Quand il s’agit d’une oligoasthénospermie, l’examen pronostic-clé pour définir l’attitude thérapeutique est le test de migration-survie ou gradient de Percoll : il permet de rechercher le nombre et la mobilité des spermatozoïdes mobiles.

6. Traitement :

Le traitement peut varier considérablement selon la cause sous-jacente de l’infertilité.

En plus du traitement d’une éventuelle pathologie existante, la prise en charge peut inclure des médicaments, des suppléments, des changements de style de vie, des procédures chirurgicales ou une combinaison de ceux-ci.

Voici un aperçu des options de traitement communément envisagées :

1) Médicaments :

Les médicaments peuvent être utilisés pour améliorer la qualité du sperme, augmenter la production de spermatozoïdes ou traiter des problèmes hormonaux. Par exemple un traitement hormonal (hCG ou la FSH) ou les anti-œstrogènes (clomifène).

2) Suppléments :

Certains suppléments peuvent aider à améliorer la qualité du sperme ou la fertilité masculine en général.

Ces suppléments peuvent inclure :

– Zinc : essentiel pour la santé du sperme et la fertilité.

– Sélénium : joue un rôle dans la production de sperme.

– Acide folique : peut améliorer la qualité du sperme.

– Antioxydants : vitamine C, vitamine E, et d’autres antioxydants peuvent réduire le stress oxydatif sur les spermatozoïdes.

3) Changements de style de vie :

Des changements de style de vie peuvent également être recommandés pour améliorer la fertilité, tels que :

– Arrêter de fumer : le tabagisme peut réduire la qualité et la quantité de spermatozoïdes.

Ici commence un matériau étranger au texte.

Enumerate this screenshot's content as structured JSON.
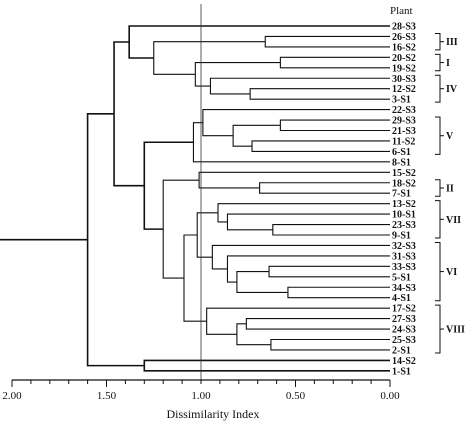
{
  "header": "Plant",
  "xlabel": "Dissimilarity Index",
  "ticks": [
    "2.00",
    "1.50",
    "1.00",
    "0.50",
    "0.00"
  ],
  "reference_value": 1.0,
  "chart_data": {
    "type": "dendrogram",
    "xlabel": "Dissimilarity Index",
    "xlim": [
      2.0,
      0.0
    ],
    "reference_line": 1.0,
    "leaves": [
      "28-S3",
      "26-S3",
      "16-S2",
      "20-S2",
      "19-S2",
      "30-S3",
      "12-S2",
      "3-S1",
      "22-S3",
      "29-S3",
      "21-S3",
      "11-S2",
      "6-S1",
      "8-S1",
      "15-S2",
      "18-S2",
      "7-S1",
      "13-S2",
      "10-S1",
      "23-S3",
      "9-S1",
      "32-S3",
      "31-S3",
      "33-S3",
      "5-S1",
      "34-S3",
      "4-S1",
      "17-S2",
      "27-S3",
      "24-S3",
      "25-S3",
      "2-S1",
      "14-S2",
      "1-S1"
    ],
    "groups": [
      {
        "label": "III",
        "from": 1,
        "to": 2
      },
      {
        "label": "I",
        "from": 3,
        "to": 4
      },
      {
        "label": "IV",
        "from": 5,
        "to": 7
      },
      {
        "label": "V",
        "from": 9,
        "to": 12
      },
      {
        "label": "II",
        "from": 15,
        "to": 16
      },
      {
        "label": "VII",
        "from": 17,
        "to": 20
      },
      {
        "label": "VI",
        "from": 21,
        "to": 26
      },
      {
        "label": "VIII",
        "from": 27,
        "to": 31
      }
    ],
    "merges": [
      {
        "a": "L1",
        "b": "L2",
        "h": 0.66
      },
      {
        "a": "L3",
        "b": "L4",
        "h": 0.58
      },
      {
        "a": "L6",
        "b": "L7",
        "h": 0.74
      },
      {
        "a": "L5",
        "b": "M3",
        "h": 0.95
      },
      {
        "a": "M2",
        "b": "M4",
        "h": 1.03
      },
      {
        "a": "M1",
        "b": "M5",
        "h": 1.25
      },
      {
        "a": "L0",
        "b": "M6",
        "h": 1.38
      },
      {
        "a": "L9",
        "b": "L10",
        "h": 0.58
      },
      {
        "a": "L11",
        "b": "L12",
        "h": 0.73
      },
      {
        "a": "M8",
        "b": "M9",
        "h": 0.83
      },
      {
        "a": "L8",
        "b": "M10",
        "h": 0.99
      },
      {
        "a": "M11",
        "b": "L13",
        "h": 1.04
      },
      {
        "a": "L15",
        "b": "L16",
        "h": 0.69
      },
      {
        "a": "L14",
        "b": "M13",
        "h": 1.01
      },
      {
        "a": "L19",
        "b": "L20",
        "h": 0.62
      },
      {
        "a": "L18",
        "b": "M15",
        "h": 0.86
      },
      {
        "a": "L17",
        "b": "M16",
        "h": 0.91
      },
      {
        "a": "L23",
        "b": "L24",
        "h": 0.64
      },
      {
        "a": "L25",
        "b": "L26",
        "h": 0.54
      },
      {
        "a": "M18",
        "b": "M19",
        "h": 0.81
      },
      {
        "a": "L22",
        "b": "M20",
        "h": 0.86
      },
      {
        "a": "L21",
        "b": "M21",
        "h": 0.94
      },
      {
        "a": "M17",
        "b": "M22",
        "h": 1.02
      },
      {
        "a": "L28",
        "b": "L29",
        "h": 0.76
      },
      {
        "a": "L30",
        "b": "L31",
        "h": 0.63
      },
      {
        "a": "M24",
        "b": "M25",
        "h": 0.81
      },
      {
        "a": "L27",
        "b": "M26",
        "h": 0.97
      },
      {
        "a": "M23",
        "b": "M27",
        "h": 1.09
      },
      {
        "a": "M14",
        "b": "M28",
        "h": 1.2
      },
      {
        "a": "M12",
        "b": "M29",
        "h": 1.3
      },
      {
        "a": "M7",
        "b": "M30",
        "h": 1.46
      },
      {
        "a": "L32",
        "b": "L33",
        "h": 1.3
      },
      {
        "a": "M31",
        "b": "M32",
        "h": 1.6
      }
    ]
  }
}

– Réduire la consommation d’alcool : l’alcool peut affecter la production de spermatozoïdes.

– Maintenir un poids sain : l’obésité peut affecter les hormones et la qualité du sperme.

– Éviter la chaleur excessive : la surchauffe des testicules peut diminuer la production des spermatozoïdes.

4) Procédures chirurgicales :

Parfois des interventions chirurgicales peuvent être nécessaires pour traiter des pathologies affectant la fertilité (varicocèle).

5) Assistance à la procréation :

Dans les cas où les traitements traditionnels ne sont pas efficaces, des techniques de PMA telles que l’insémination artificielle (IA) ou la fécondation in vitro (FIV) peuvent être envisagées.

Il est important de noter que chaque cas d’infertilité masculine est unique, et l’approche de la prise en charge doit être personnalisée.